Beyond Dialogue Time: Temporal Semantic Memory for Personalized LLM Agents
Memory enables Large Language Model (LLM) agents to perceive, store, and use information from past dialogues, which is essential for personalization. However, existing methods fail to properly model the temporal dimension of memory in two aspects: 1) Temporal inaccuracy: memories are organized by dialogue time rather than their actual occurrence time; 2) Temporal fragmentation: existing methods focus on point-wise memory, losing durative information that captures persistent states and evolving patterns. To address these limitations, we propose Temporal Semantic Memory (TSM), a memory framework that models semantic time for point-wise memory and supports the construction and utilization of durative memory.
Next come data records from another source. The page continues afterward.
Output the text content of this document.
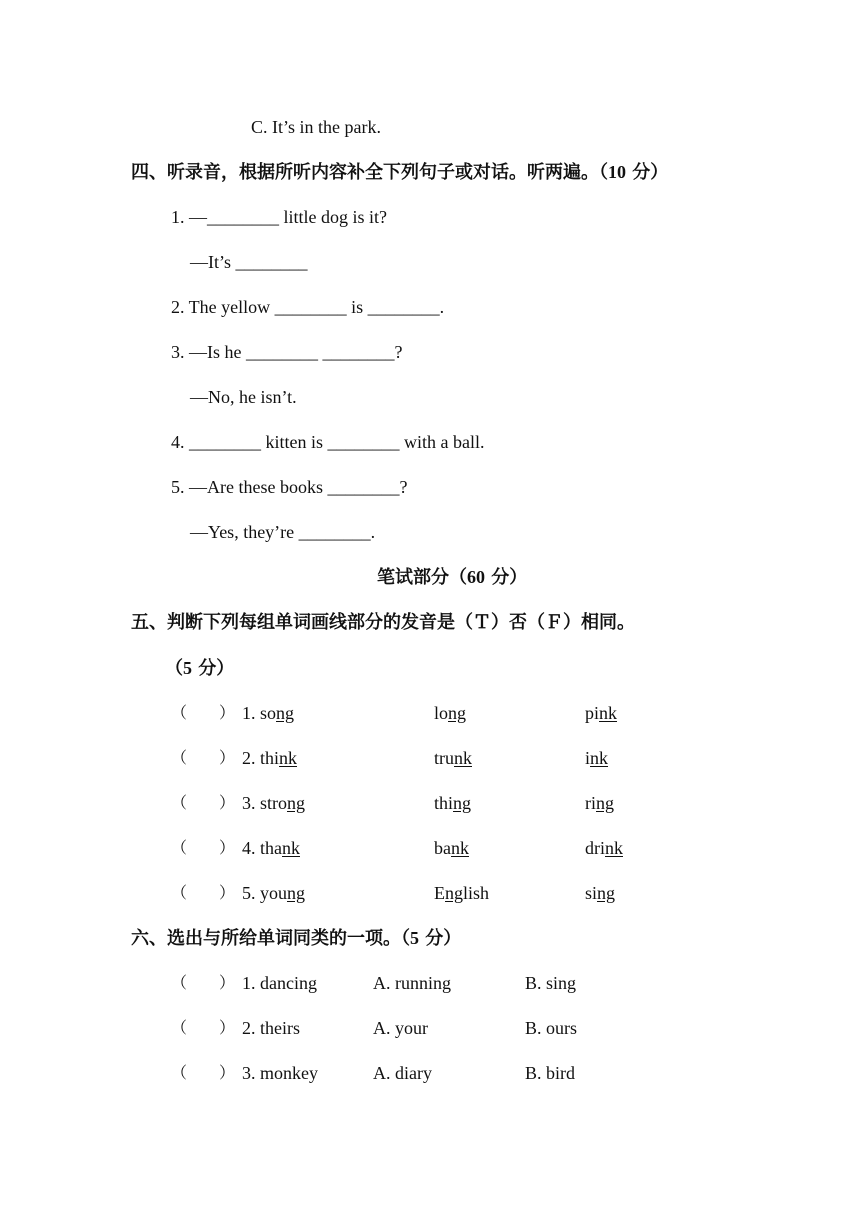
C. It’s in the park.
四、听录音，根据所听内容补全下列句子或对话。听两遍。（10 分）
1. —________ little dog is it?
—It’s ________
2. The yellow ________ is ________.
3. —Is he ________ ________?
—No, he isn’t.
4. ________ kitten is ________ with a ball.
5. —Are these books ________?
—Yes, they’re ________.
笔试部分（60 分）
五、判断下列每组单词画线部分的发音是（Ｔ）否（Ｆ）相同。
（5 分）
（　　） 1. song	long	pink
（　　） 2. think	trunk	ink
（　　） 3. strong	thing	ring
（　　） 4. thank	bank	drink
（　　） 5. young	English	sing
六、选出与所给单词同类的一项。（5 分）
（　　） 1. dancing	A. running	B. sing
（　　） 2. theirs	A. your	B. ours
（　　） 3. monkey	A. diary	B. bird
During memory construction, it first builds a semantic timeline rather than a dialogue one. Then, it consolidates temporally continuous and semantically related information into a durative memory. During memory utilization, it incorporates the query's temporal intent on the semantic timeline, enabling the retrieval of temporally appropriate durative memories and providing time-valid, duration-consistent context to support response generation. Experiments on LongMemEval and LoCoMo show that TSM consistently outperforms existing methods and achieves up to 12.2% absolute improvement in accuracy, demonstrating the effectiveness of the proposed method.